One charge leveled at the D&K study is that they had a pretty expansive definition of “most selective colleges”. I believe it included HYPSM down to the CWRU tier. So it’s possible that there is a benefit to Ivies/equivalents (or HYPSM) for all that is swamped out. Though given the opportunity cost of compounded money/money for grad school (as well as major/skills driving earnings differentials to a greater extent than school attended in most cases), it’s still hard to justify a multiple 6-figure cost differential for undergrad (unless you have decently multiple millions so just don’t care that much).
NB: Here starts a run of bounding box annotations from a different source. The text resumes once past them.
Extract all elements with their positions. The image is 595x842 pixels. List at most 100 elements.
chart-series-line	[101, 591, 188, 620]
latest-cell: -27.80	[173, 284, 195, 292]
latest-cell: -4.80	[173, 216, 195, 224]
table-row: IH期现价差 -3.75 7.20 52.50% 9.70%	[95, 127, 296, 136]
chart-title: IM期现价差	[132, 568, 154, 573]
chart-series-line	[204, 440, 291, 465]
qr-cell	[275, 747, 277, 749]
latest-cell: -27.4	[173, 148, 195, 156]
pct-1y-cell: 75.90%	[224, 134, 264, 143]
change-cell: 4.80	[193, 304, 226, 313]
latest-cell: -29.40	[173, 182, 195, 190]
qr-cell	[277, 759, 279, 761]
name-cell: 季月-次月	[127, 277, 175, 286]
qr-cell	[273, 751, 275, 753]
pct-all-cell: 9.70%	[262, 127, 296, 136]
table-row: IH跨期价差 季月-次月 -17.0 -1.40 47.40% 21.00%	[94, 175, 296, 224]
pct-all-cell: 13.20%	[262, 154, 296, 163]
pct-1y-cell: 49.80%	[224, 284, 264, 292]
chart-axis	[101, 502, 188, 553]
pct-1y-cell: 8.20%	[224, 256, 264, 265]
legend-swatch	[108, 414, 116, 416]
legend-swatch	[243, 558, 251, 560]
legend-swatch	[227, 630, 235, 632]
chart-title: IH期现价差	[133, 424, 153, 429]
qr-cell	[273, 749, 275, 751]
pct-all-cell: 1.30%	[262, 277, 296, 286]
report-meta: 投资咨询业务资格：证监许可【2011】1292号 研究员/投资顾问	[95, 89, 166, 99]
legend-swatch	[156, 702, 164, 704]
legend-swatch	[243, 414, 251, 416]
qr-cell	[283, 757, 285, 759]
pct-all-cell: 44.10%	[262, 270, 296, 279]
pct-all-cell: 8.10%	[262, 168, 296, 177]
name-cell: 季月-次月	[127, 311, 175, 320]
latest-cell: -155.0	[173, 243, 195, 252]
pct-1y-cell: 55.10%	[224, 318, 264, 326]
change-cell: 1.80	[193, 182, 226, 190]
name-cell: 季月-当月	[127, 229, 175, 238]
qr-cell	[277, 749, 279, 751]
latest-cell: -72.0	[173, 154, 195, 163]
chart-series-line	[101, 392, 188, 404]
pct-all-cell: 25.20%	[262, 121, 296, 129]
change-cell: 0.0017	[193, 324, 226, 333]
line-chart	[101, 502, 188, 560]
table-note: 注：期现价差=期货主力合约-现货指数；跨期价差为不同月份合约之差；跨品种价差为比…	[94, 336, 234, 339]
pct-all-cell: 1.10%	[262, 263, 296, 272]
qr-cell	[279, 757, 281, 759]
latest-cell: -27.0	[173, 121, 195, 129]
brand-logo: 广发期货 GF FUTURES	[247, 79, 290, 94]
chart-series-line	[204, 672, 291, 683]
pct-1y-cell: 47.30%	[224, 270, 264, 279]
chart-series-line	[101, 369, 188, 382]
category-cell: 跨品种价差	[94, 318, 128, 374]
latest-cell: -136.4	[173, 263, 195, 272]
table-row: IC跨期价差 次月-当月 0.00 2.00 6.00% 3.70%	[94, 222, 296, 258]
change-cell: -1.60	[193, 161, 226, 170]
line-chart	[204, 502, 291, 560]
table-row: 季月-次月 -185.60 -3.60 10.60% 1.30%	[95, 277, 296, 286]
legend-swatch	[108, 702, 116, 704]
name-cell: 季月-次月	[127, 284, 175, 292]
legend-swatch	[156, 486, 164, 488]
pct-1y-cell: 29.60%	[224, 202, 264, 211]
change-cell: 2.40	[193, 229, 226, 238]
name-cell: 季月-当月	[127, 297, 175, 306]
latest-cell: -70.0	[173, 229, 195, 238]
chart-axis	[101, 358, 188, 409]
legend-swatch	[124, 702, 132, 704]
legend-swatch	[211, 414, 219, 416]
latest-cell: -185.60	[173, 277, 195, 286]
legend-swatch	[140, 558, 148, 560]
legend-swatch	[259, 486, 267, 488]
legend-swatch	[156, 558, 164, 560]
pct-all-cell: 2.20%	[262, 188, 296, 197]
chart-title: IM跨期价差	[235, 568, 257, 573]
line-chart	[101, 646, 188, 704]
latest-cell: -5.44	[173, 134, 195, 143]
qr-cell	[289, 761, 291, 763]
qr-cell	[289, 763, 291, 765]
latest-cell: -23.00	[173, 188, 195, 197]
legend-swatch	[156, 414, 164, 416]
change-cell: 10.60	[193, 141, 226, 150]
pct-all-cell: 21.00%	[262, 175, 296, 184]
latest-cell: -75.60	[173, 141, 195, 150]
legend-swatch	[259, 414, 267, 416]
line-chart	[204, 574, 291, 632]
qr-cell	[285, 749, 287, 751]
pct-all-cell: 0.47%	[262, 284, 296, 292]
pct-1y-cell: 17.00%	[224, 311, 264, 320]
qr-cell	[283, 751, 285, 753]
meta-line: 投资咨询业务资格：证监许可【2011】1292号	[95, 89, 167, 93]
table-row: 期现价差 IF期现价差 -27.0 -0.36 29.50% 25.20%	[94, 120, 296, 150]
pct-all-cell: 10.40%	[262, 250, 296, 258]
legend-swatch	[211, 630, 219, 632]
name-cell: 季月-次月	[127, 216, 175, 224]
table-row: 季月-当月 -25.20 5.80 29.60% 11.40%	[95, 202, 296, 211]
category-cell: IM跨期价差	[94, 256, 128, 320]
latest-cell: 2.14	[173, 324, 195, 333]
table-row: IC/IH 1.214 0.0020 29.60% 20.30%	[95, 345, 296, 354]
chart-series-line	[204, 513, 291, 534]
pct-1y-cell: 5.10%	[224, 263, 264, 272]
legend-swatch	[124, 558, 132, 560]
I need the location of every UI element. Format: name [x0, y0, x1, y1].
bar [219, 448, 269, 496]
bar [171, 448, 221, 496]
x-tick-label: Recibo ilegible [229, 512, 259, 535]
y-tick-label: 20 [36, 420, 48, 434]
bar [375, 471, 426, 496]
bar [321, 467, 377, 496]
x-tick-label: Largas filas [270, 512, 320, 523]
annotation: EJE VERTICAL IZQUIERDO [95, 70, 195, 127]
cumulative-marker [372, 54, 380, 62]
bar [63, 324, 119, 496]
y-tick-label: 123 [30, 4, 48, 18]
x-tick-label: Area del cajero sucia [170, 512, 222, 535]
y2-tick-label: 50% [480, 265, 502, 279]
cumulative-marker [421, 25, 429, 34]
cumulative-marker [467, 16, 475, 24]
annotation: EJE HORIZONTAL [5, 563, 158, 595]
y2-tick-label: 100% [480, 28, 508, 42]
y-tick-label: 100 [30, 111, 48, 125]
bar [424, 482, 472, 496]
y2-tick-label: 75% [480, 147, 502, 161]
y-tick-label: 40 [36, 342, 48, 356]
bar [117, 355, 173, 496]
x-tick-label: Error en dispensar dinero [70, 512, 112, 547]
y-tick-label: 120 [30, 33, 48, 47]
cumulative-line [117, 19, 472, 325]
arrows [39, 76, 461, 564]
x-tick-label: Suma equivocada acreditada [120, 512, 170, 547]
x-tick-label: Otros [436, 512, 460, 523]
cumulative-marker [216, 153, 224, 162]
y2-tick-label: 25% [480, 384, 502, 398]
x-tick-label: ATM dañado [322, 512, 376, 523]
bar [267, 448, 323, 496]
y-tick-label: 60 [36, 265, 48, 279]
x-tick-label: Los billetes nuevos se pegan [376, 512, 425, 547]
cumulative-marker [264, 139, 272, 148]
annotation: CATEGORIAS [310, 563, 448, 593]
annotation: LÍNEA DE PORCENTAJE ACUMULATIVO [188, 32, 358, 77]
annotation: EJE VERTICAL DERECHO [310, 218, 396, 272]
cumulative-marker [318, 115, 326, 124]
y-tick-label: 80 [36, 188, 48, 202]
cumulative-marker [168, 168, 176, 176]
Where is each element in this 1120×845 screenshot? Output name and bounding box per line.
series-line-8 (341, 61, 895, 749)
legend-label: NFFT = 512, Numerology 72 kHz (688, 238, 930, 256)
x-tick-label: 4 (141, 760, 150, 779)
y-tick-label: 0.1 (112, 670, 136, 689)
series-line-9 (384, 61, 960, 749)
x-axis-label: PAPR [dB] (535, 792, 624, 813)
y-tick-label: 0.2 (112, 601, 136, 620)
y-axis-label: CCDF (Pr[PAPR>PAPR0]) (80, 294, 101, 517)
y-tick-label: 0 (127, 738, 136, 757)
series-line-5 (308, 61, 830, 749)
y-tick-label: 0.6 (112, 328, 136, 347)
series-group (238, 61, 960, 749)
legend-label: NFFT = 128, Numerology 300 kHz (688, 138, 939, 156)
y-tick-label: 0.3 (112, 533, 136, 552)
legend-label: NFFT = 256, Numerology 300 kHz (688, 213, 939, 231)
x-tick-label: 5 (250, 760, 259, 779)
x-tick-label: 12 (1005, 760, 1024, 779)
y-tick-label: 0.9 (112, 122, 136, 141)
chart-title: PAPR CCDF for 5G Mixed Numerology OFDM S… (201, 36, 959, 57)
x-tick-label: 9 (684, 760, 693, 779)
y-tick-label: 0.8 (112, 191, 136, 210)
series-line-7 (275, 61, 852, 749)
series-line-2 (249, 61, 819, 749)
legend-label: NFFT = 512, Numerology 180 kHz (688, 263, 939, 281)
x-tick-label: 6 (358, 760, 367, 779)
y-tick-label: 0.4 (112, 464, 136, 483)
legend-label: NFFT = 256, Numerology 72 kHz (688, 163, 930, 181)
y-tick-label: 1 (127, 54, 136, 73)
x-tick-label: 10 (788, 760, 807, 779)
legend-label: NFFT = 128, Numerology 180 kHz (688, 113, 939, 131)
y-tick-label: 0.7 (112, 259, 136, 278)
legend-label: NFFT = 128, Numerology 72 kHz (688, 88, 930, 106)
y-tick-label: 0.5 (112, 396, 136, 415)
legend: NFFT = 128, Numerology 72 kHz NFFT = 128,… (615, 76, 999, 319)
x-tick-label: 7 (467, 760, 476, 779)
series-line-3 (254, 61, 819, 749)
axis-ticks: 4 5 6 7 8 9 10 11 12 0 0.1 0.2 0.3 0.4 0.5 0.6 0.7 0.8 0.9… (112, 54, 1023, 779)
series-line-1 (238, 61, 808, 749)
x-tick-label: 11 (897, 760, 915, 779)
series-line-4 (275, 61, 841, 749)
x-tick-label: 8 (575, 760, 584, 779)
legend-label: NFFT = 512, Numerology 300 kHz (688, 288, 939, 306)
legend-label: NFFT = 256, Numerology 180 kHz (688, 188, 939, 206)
I believe you are describing Barron’s selectivity index. The D&K study compared results with 2 proxies for selectivity – one was average SAT score of students attending the college, and the other was Barron’s selectivity index. Average SAT score would distinguish between HYPSM and CWRU. Barron’s selectivity index would not. Both metrics showed the same result, which was a slight negative coefficient after self-revelation controls (negative = lower earnings) that was not statistically different from zero.
My experience is that first year students get more financial aid by far than transfer students at most schools. And tranferring almost always delays your progress on graduation, socializing unless you already know people or are very extroverted and in many cases it also extends the time to decide what you want to do.
So unless one really can’t afford it I would send someone to the four year school and save money by applying for more scholarships within the dept once you are there and then taking comm college classes during summer or even in last year and transfer them back to the,4 year college to graduate from there.
I write this as my humble opinion but with 20 years working at schools as academic advisor and having three kids in private schools.